Last week we explained that the Shem haMeforash, the main name of HaShem, is written in one way and it is pronounced in a different way. The meaning of the name of HaShem as it is written means “The Eternal”, the One that was, is and will be. As such, when we read this name we remember that it is beyond our limited capacity to know Him or understand Him. We should be humble and in a sate of awe and submission (yr-at HaShem) when we realize that God is transcendent and beyond our comprehension.

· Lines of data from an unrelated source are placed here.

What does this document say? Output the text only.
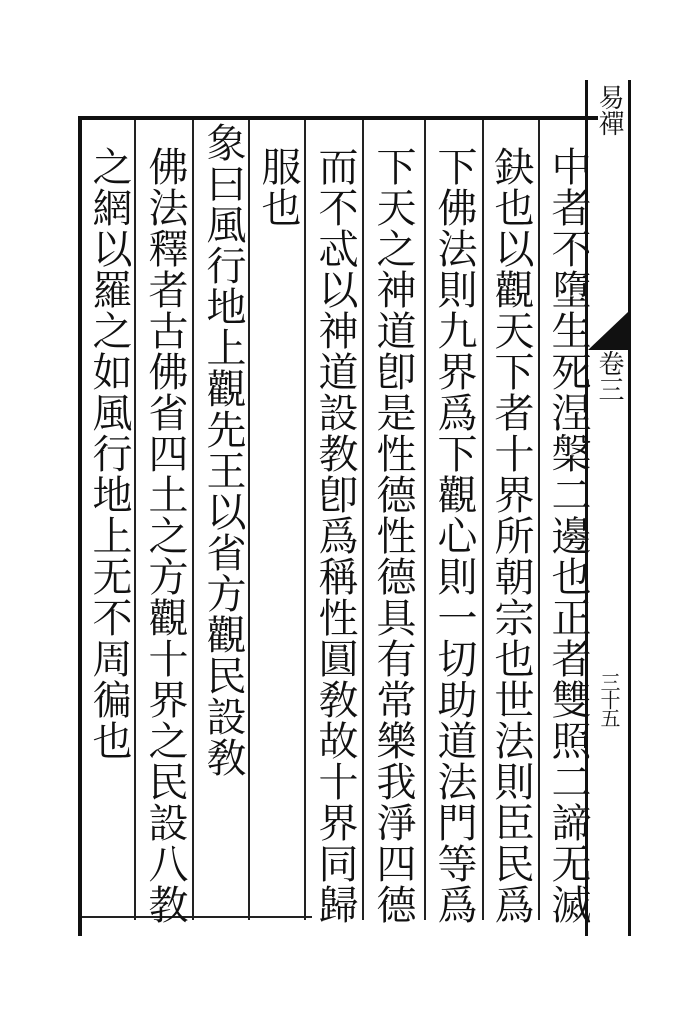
易禪
卷三
三十五
中者不墮生死涅槃二邊也正者雙照二諦无滅
鈌也以觀天下者十界所朝宗也世法則臣民爲
下佛法則九界爲下觀心則一切助道法門等爲
下天之神道卽是性德性德具有常樂我淨四德
而不忒以神道設教卽爲稱性圓敎故十界同歸
服也
象曰風行地上觀先王以省方觀民設敎
佛法釋者古佛省四土之方觀十界之民設八教
之網以羅之如風行地上无不周徧也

But although written in a way that expresses the unbridgeable distance between Him and us, we pronounce His name in a way more accessible to us. We read His name A-M-O-N-A-Y (reading D for the M) which comes from the word ADON (Lord), He is our Master. We see HaShem as the Creator of the world, its Owner, its Master. The Eternal is recondite but the Master is accessible. He listens to our prayers. He loves us and cares about us. We can easily relate to our Master (ahabat Hashem).
According to the Shulhan ‘arukh (OH, 5:1), every time we pronounce this name of God we have to keep in mind these two meanings: ADON haKol, He is our Master, and He is Eternal ( He is, was and will be).

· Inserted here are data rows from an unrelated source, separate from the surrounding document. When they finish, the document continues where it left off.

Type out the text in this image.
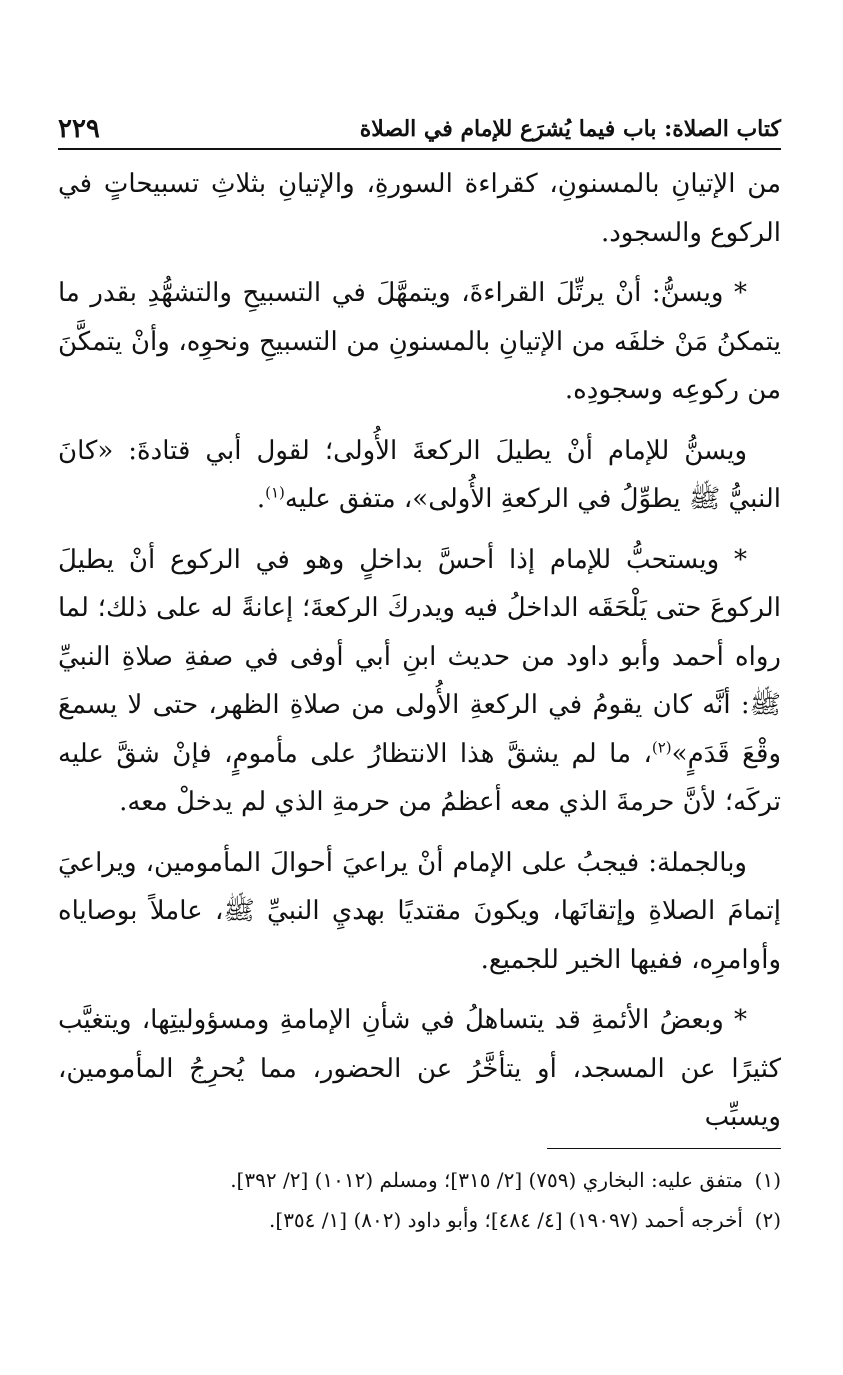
كتاب الصلاة: باب فيما يُشرَع للإمام في الصلاة
٢٢٩

من الإتيانِ بالمسنونِ، كقراءة السورةِ، والإتيانِ بثلاثِ تسبيحاتٍ في الركوع والسجود.

* ويسنُّ: أنْ يرتِّلَ القراءةَ، ويتمهَّلَ في التسبيحِ والتشهُّدِ بقدر ما يتمكنُ مَنْ خلفَه من الإتيانِ بالمسنونِ من التسبيحِ ونحوِه، وأنْ يتمكَّنَ من ركوعِه وسجودِه.

ويسنُّ للإمام أنْ يطيلَ الركعةَ الأُولى؛ لقول أبي قتادةَ: «كانَ النبيُّ ﷺ يطوِّلُ في الركعةِ الأُولى»، متفق عليه$^{(١)}$.

* ويستحبُّ للإمام إذا أحسَّ بداخلٍ وهو في الركوع أنْ يطيلَ الركوعَ حتى يَلْحَقَه الداخلُ فيه ويدركَ الركعةَ؛ إعانةً له على ذلك؛ لما رواه أحمد وأبو داود من حديث ابنِ أبي أوفى في صفةِ صلاةِ النبيِّ ﷺ: أنَّه كان يقومُ في الركعةِ الأُولى من صلاةِ الظهر، حتى لا يسمعَ وقْعَ قَدَمٍ»$^{(٢)}$، ما لم يشقَّ هذا الانتظارُ على مأمومٍ، فإنْ شقَّ عليه تركَه؛ لأنَّ حرمةَ الذي معه أعظمُ من حرمةِ الذي لم يدخلْ معه.

وبالجملة: فيجبُ على الإمام أنْ يراعيَ أحوالَ المأمومين، ويراعيَ إتمامَ الصلاةِ وإتقانَها، ويكونَ مقتديًا بهديِ النبيِّ ﷺ، عاملاً بوصاياه وأوامرِه، ففيها الخير للجميع.

* وبعضُ الأئمةِ قد يتساهلُ في شأنِ الإمامةِ ومسؤوليتِها، ويتغيَّب كثيرًا عن المسجد، أو يتأخَّرُ عن الحضور، مما يُحرِجُ المأمومين، ويسبِّب

(١)
متفق عليه: البخاري (٧٥٩) [٢/ ٣١٥]؛ ومسلم (١٠١٢) [٢/ ٣٩٢].
(٢)
أخرجه أحمد (١٩٠٩٧) [٤/ ٤٨٤]؛ وأبو داود (٨٠٢) [١/ ٣٥٤].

These two meanings of the name of HaShem, obviously, complement each other.
In the same halakha the Shulhan ‘arukh explains the second most common name by which we refer to God: Eloqim. This name of HaShem means that He is all-powerful and Omnipotent. When we pronounce Eloqim we have to think and remember that nothing is beyond HaShem’s possibilities or His knowledge. He knows what we do, even in our intimate life, and he knows what we think and what we feel. “Eloqim” remind us that we live (or we should live…) permanently under His sight. Keeping this in mind, should inspire us to do always what is correct in His eyes, and especially, avoid what is wrong in His eyes.
The Shulhan ‘arukh stresses the importance of thinking about these ideas when we say the names of HaShem.

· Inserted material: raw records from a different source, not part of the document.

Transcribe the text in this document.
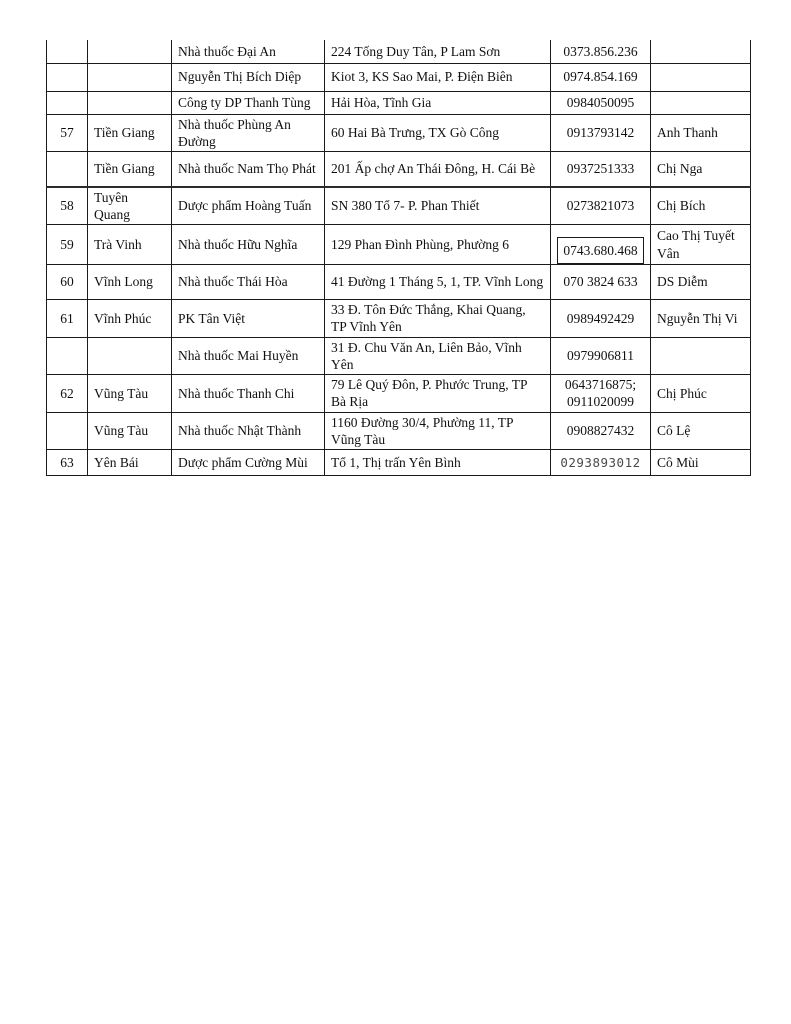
		Nhà thuốc Đại An	224 Tống Duy Tân, P Lam Sơn	0373.856.236	
		Nguyễn Thị Bích Diệp	Kiot 3, KS Sao Mai, P. Điện Biên	0974.854.169	
		Công ty DP Thanh Tùng	Hải Hòa, Tĩnh Gia	0984050095	
57	Tiền Giang	Nhà thuốc Phùng An Đường	60 Hai Bà Trưng, TX Gò Công	0913793142	Anh Thanh
	Tiền Giang	Nhà thuốc Nam Thọ Phát	201 Ấp chợ An Thái Đông, H. Cái Bè	0937251333	Chị Nga
58	Tuyên Quang	Dược phẩm Hoàng Tuấn	SN 380 Tổ 7- P. Phan Thiết	0273821073	Chị Bích
59	Trà Vinh	Nhà thuốc Hữu Nghĩa	129 Phan Đình Phùng, Phường 6	0743.680.468	Cao Thị Tuyết Vân
60	Vĩnh Long	Nhà thuốc Thái Hòa	41 Đường 1 Tháng 5, 1, TP. Vĩnh Long	070 3824 633	DS Diễm
61	Vĩnh Phúc	PK Tân Việt	33 Đ. Tôn Đức Thắng, Khai Quang, TP Vĩnh Yên	0989492429	Nguyễn Thị Vi
		Nhà thuốc Mai Huyền	31 Đ. Chu Văn An, Liên Bảo, Vĩnh Yên	0979906811	
62	Vũng Tàu	Nhà thuốc Thanh Chi	79 Lê Quý Đôn, P. Phước Trung, TP Bà Rịa	0643716875; 0911020099	Chị Phúc
	Vũng Tàu	Nhà thuốc Nhật Thành	1160 Đường 30/4, Phường 11, TP Vũng Tàu	0908827432	Cô Lệ
63	Yên Bái	Dược phẩm Cường Mùi	Tổ 1, Thị trấn Yên Bình	0293893012	Cô Mùi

The Midrash says that HaShem told Yesha’ayahu haNabi that some of His children praid to Him with their lips but not with their hearts (מצות אנשים מלומדה ). In other words, they were reciting the prayers, but were not thinking about the meaning of those prayers. In this way, they did not allow the prayers to inspire them and realize, for example, that HaShem, although Infinite and Recondite, is close to us, He knows what we do, what we say, what we think.
HaShem, in Ladino
In Spanish, the name of God is “Dios”. But Sephardic Jews who spoke Ladino did not call HaSjem “Dios” but “Dio” (Buena semana mos de el Dió…etc.). Why? Because in Spanish, like English, the ending letter “s” signifies the plural, especially when the word ends with a vowel (casa/casas, hombre/hombres, sombrero/sombreros). They were therefore very careful to call HaShem “Dió” without the final “s”, to stress the singularity of God, stressing in this particular way their Emuna in HaShem Ehad (HaShem is One).